De um Hamilton a outro: tragédia e farsa do federalismo burguês

Felipe Demier

Doutor em História pela Universidade Federal Fluminense (UFF) e professor da Faculdade de Serviço Social da Universidade do Estado do Rio de Janeiro (UERJ). É autor, entre outros livros, de “O Longo Bonapartismo Brasileiro: um ensaio de interpretação histórica (1930-1964)” (Mauad, 2013) e “Depois do Golpe: a dialética da democracia blindada no Brasil” (Mauad, 2017).

Hegel disse, “em algum lugar”, que alguns fatos históricos costumam ocorrer por duas vezes, no que foi por Marx complementado com a célebre sentença: “na primeira como tragédia, na segunda, como farsa”. Eis que numa pandêmica e cinzenta manhã de quinta-feira, nosso vice-presidente Hamilton, hoje declarado federalista, e que suponho não ter lido Hegel nem gostar muito de Marx, resolve publicar um artigo para o qual parece ter ido buscar inspiração no seu homônimo norte-americano de outrora, o major-general Hamilton.

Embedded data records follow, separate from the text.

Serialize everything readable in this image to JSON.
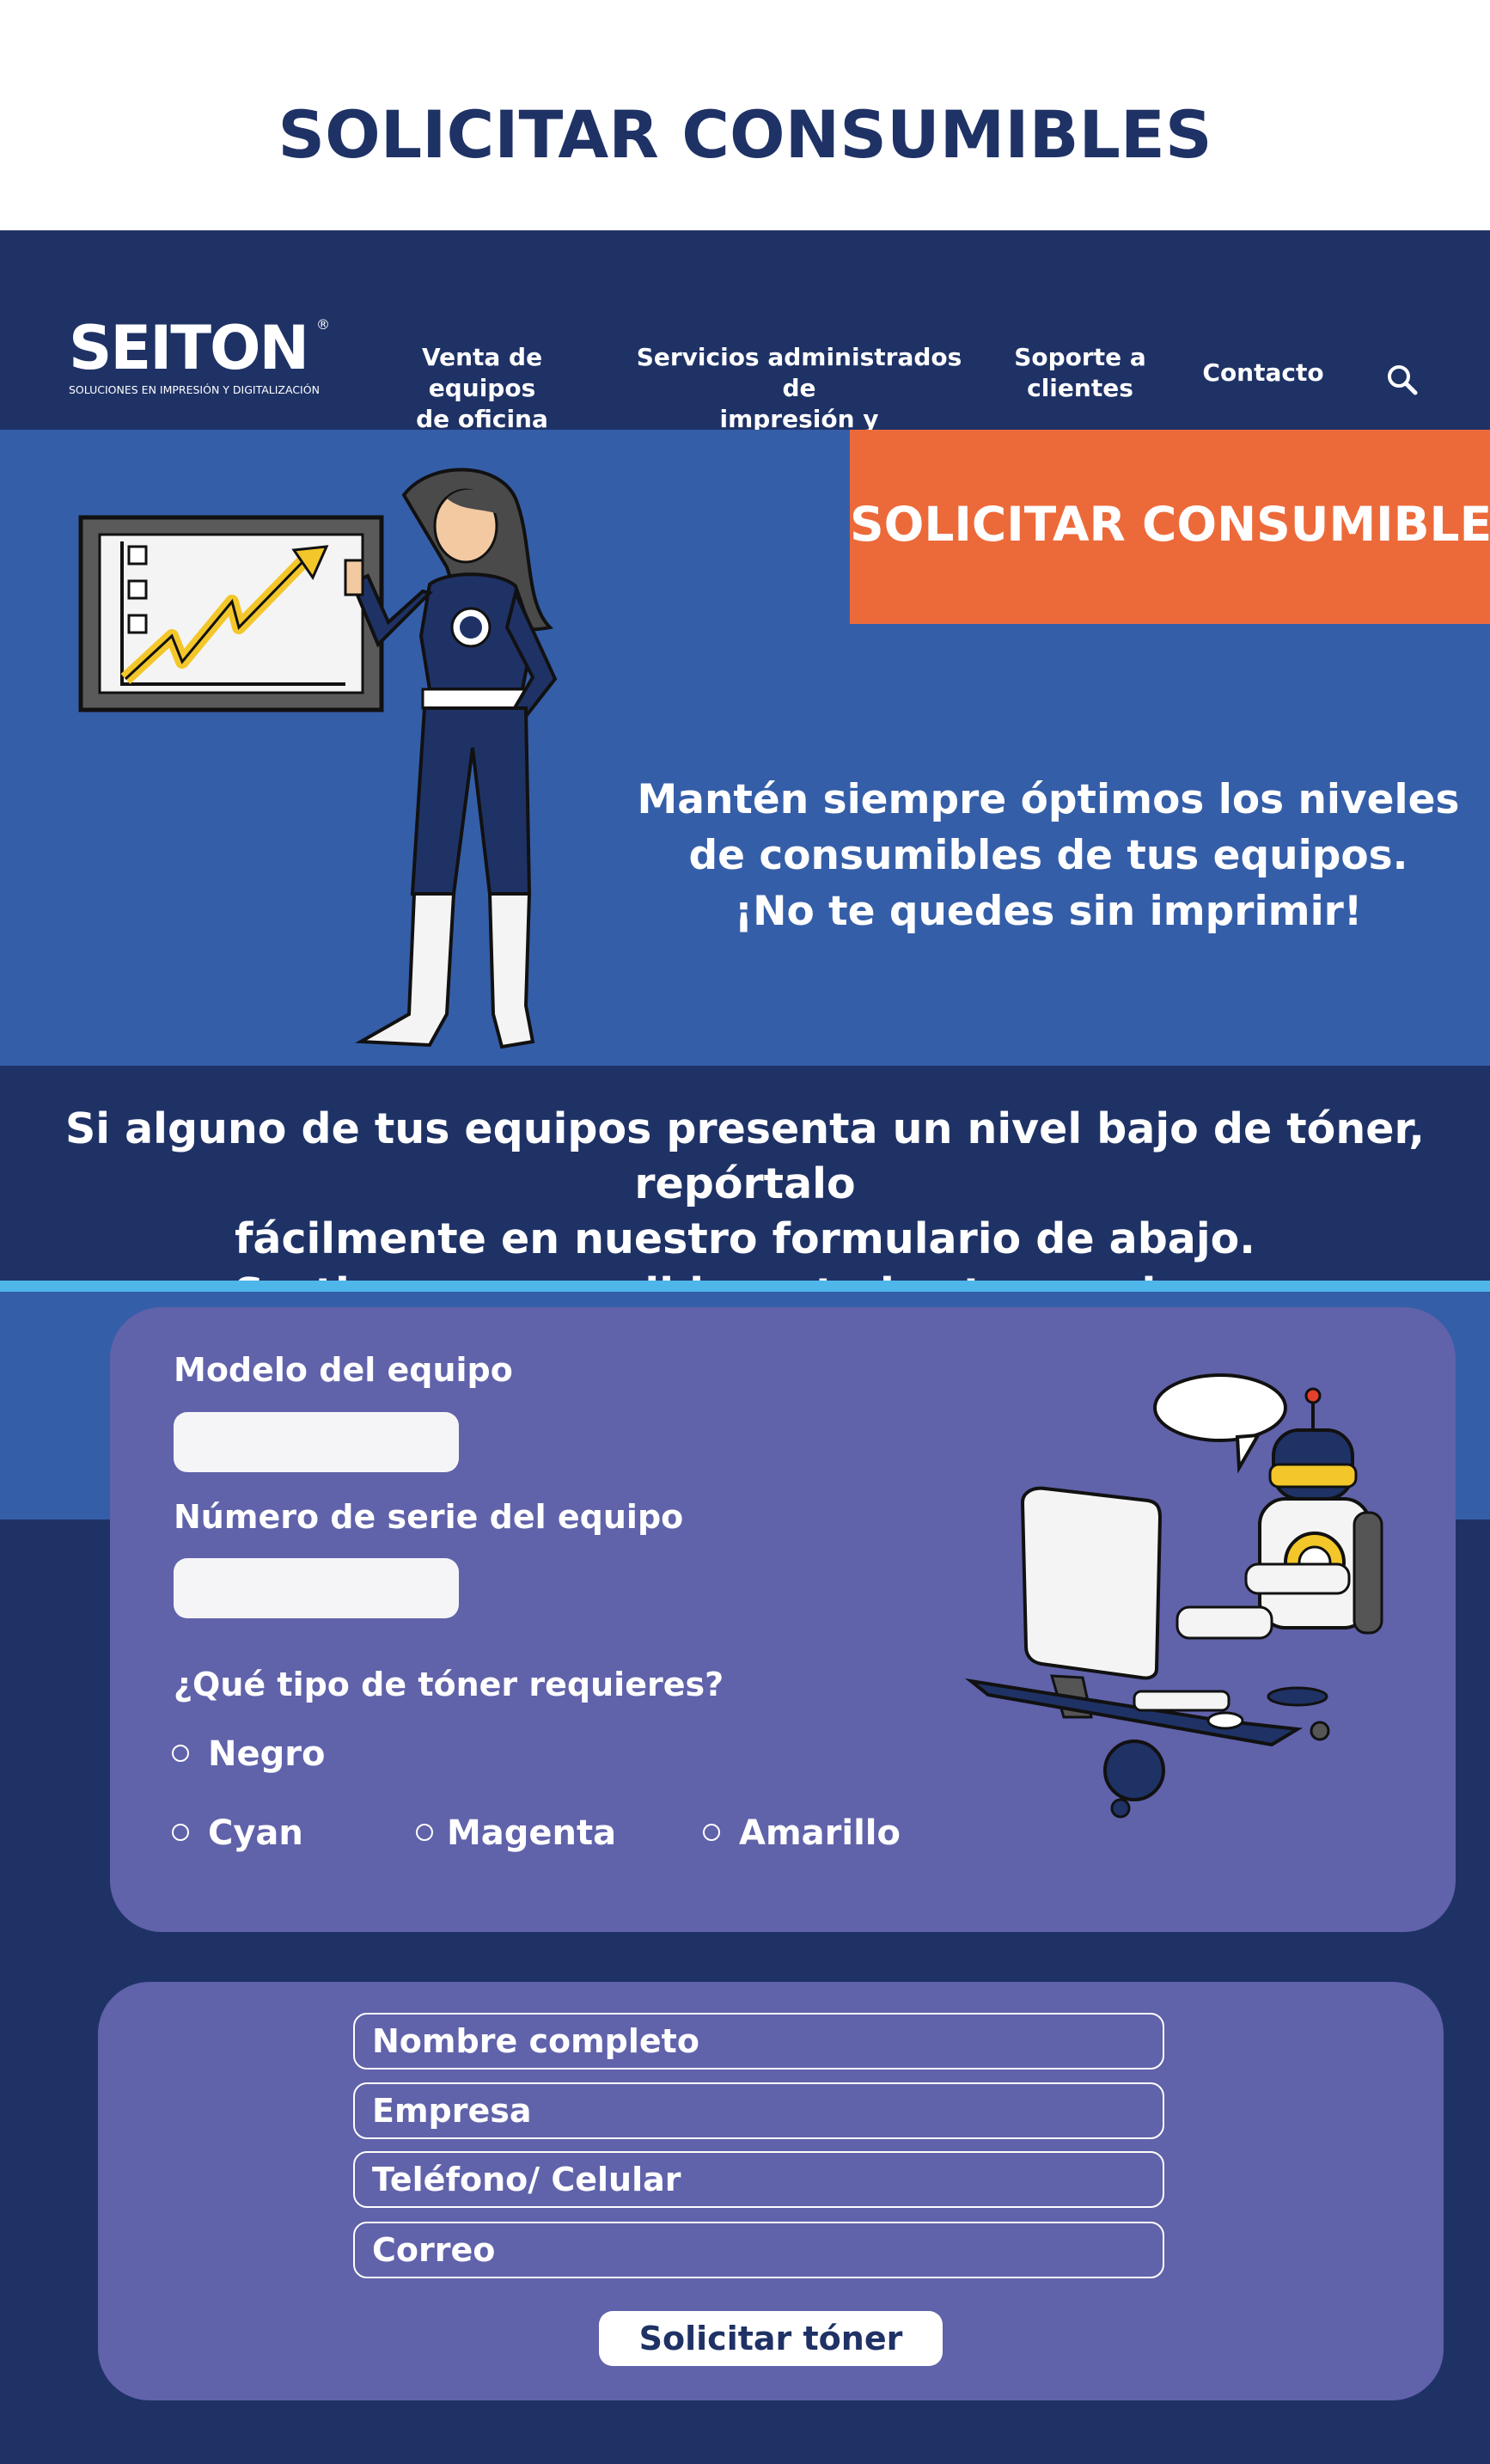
{
  "page": {
    "title": "SOLICITAR CONSUMIBLES"
  },
  "nav": {
    "logo_text": "SEITON",
    "logo_registered": "®",
    "logo_tagline": "SOLUCIONES EN IMPRESIÓN Y DIGITALIZACIÓN",
    "items": [
      {
        "label_line1": "Venta de equipos",
        "label_line2": "de oficina"
      },
      {
        "label_line1": "Servicios administrados de",
        "label_line2": "impresión y digitalización"
      },
      {
        "label_line1": "Soporte a",
        "label_line2": "clientes"
      },
      {
        "label_line1": "Contacto",
        "label_line2": ""
      }
    ],
    "search_icon": "search-icon"
  },
  "hero": {
    "badge": "SOLICITAR CONSUMIBLES",
    "tagline_line1": "Mantén siempre óptimos los niveles",
    "tagline_line2": "de consumibles de tus equipos.",
    "tagline_line3": "¡No te quedes sin imprimir!",
    "illustration_icon": "superhero-presenting-chart-icon"
  },
  "info": {
    "line1": "Si alguno de tus equipos presenta un nivel bajo de tóner, repórtalo",
    "line2": "fácilmente en nuestro formulario de abajo.",
    "line3": "Surtimos consumibles a todos tus equipos."
  },
  "equipment_form": {
    "model_label": "Modelo del equipo",
    "model_value": "",
    "serial_label": "Número de serie del equipo",
    "serial_value": "",
    "toner_question": "¿Qué tipo de tóner requieres?",
    "toner_options": [
      "Negro",
      "Cyan",
      "Magenta",
      "Amarillo"
    ],
    "selected_option": "",
    "illustration_icon": "robot-at-computer-icon"
  },
  "contact_form": {
    "fields": [
      "Nombre completo",
      "Empresa",
      "Teléfono/ Celular",
      "Correo"
    ],
    "submit_label": "Solicitar tóner"
  },
  "colors": {
    "navy": "#1f3266",
    "hero_blue": "#355ea8",
    "badge_orange": "#ec6a3a",
    "card_purple": "#6062aa",
    "accent_line": "#4fb6e9"
  }
}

Com seus colegas do “The Federalist”, o Hamilton de lá – o primeiro, o original, o trágico – enxergava na exacerbação do poder do Executivo federal a solução ideal para dar conta da insatisfação social que parecia se espalhar pelos estados da federação em meio ao empobrecimento e endividamento dos setores populares. Com a Convenção da Filadélfia em 1787 – pouco mais de uma década antes de Bonaparte (o primeiro, o original, o trágico) assestar, no 18 de Brumário, o golpe que poria fim à crise do Diretório – Hamilton e os seus lograram reformar a constituição original (os Artigos da Confederação, de 1777) e, sob pretexto de “conter a anarquia”, concederam mais força à Presidência da República, que então teria como primeiro ocupante um militar, o general George Washington. Normativo e com fortes inclinações bonapartistas, o segundo Hamilton, embora cite Madison, esposa na verdade o ideário do seu homônimo, o qual, como se sabe, em sua marcha centralizadora enfrentou o próprio Madison, seu antigo aliado no “The Federalist”, mas que, pouco após promulgada a “nova” constituição, passou a posições mais favoráveis à autonomia dos estados.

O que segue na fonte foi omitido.